I’ve never been one to surrender my personal space, but sharing a bed with my sister Rebecca this week has been surprisingly fun. We had pillow talk every night before we went to sleep, and I felt like we got a lot closer than we ever did in the two months where I had my own room. I was enjoying talking to her at the party, and then went with my brother to get beers for everyone in the family. We were all having a good time, and they begged me to break out my camera then spent about forty-five minutes taking turns taking family photos in every combination they could think of. I guess I never realized how much fun my host siblings were, or I’ve always just felt too weird about being so much more privileged than them to really let loose. Silver, William, Brian, Rebecca, and Lilian range from ages 16 to 25, but they all have so much in common that it felt like hanging out with a bunch of hilarious people my age. We spent the rest of the night dancing, which was about as much fun as I’ve ever had. Lilian, having recovered from a miscarriage and malaria at the age of 17, was particularly energetic and tried to train the muzungu out of me on the dance floor. When my family finally said goodbye to me and went home, I felt really strange and sad for a moment before I joined the SIT conga line.

The other day, I realized it’s been over a month and a half since I looked in a mirror.

When I get back to the US, I am going to experience air-conditioning again and buy a Wegman’s veggie sub an inch-thick in cheese, and get the Leornardo da Veggie sandwich at Bruegger’s, drink all the coffee I want, then have a bowl of penne alla vodka. I’m going to get fake hot dogs from Morningstar Farms and start making things with cabbage in them (Uganda has turned me onto this vegetable of my heritage) and soak oreos in mint chocolate chip ice cream. I’m going to be sad when I can no longer buy two pineapples for a dollar and mangoes for ten cents each. Jackfruit, rolexes, millet posho, and masala chips will no longer be there. It’s going to be a while before I can eat guacamole again, but I’ll enjoy reintegrating spicy things into my palate. Samosas and chapati will no longer be my go-to snack, and my mother is not going to boil a pot of chai every night. I will stop eating matooke and referring to potatoes as “irish,” and birthday cake will no longer resemble stale raisin bread. I will start taking menus in restaurants for granted, no longer having to preface my order with, “Are beans there? Is there rice? The vegetable curry, is it there?”

I’ll have to start walking places again instead of jumping on the back of someone’s boda. I’ll begin to wonder why guys who ask for my number don’t call, instead of hitting silent five times in a row to ignore creepy, persistent calls from security guards and hotel managers. People will stop laughing at me on public transportation.
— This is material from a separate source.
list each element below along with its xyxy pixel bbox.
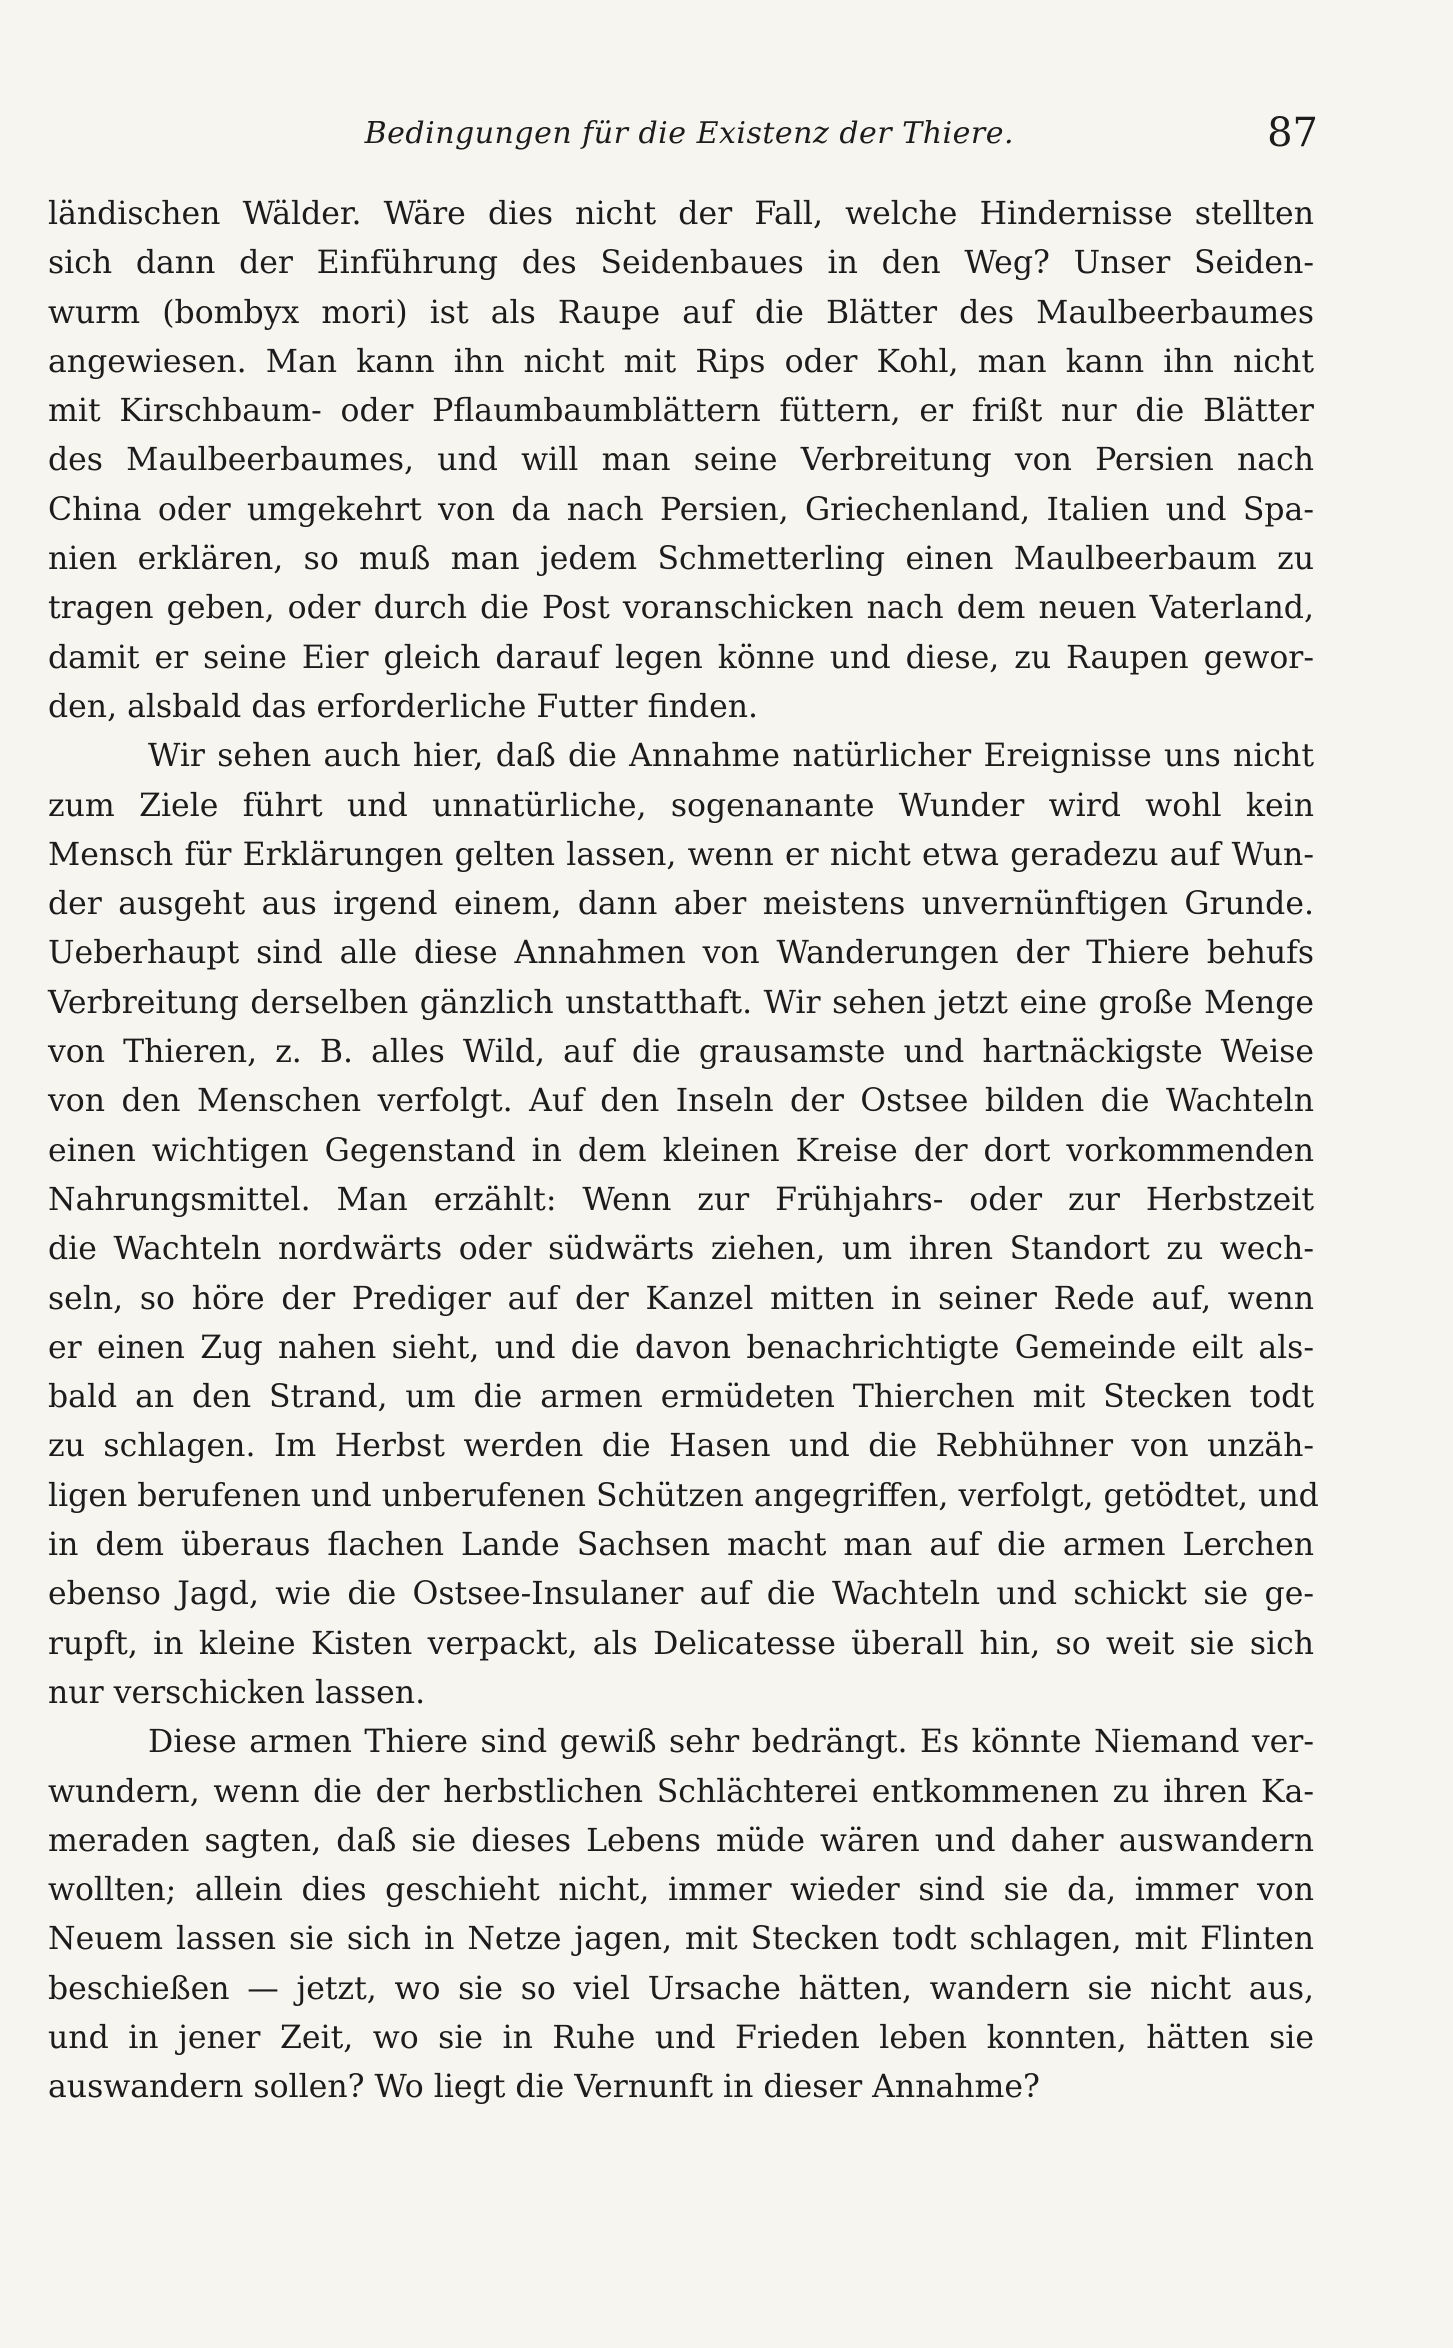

No one will be buzzing about what’s happening on the soap opera that’s on tv every night after airing in Mexico four years ago. Most importantly, people will stop asking me if I go to church, which is good because I’ve had it up to HERE with Jesus.

Rebecca, who is my age, plans to attend Makerere next fall, and I was helping her look over her requirements to apply. She sheepishly came up to me and told me there was a problem with her birth certificate. "My dad was in charge of it when I was in school," she said, "and he didn't know which year I was born." It turns out her official birth certificate read February 19th, 1976. I don't know what kind of father remembers the exact day of his daughter's birthday but doesn't even get the right decade, but there you go.

1 comment:

Danielle said...

I know a guy who had three different official documents with three different versions of a last name. Then he moved to Canada and had four variations...
When he moved to Italy, they had to look over all of this stuff, confirm that all the paperwork, indeed, belonged to him, and that he wasn't some creeper who wanted to taunt Italia.
Though... having the wrong decade is pretty sad.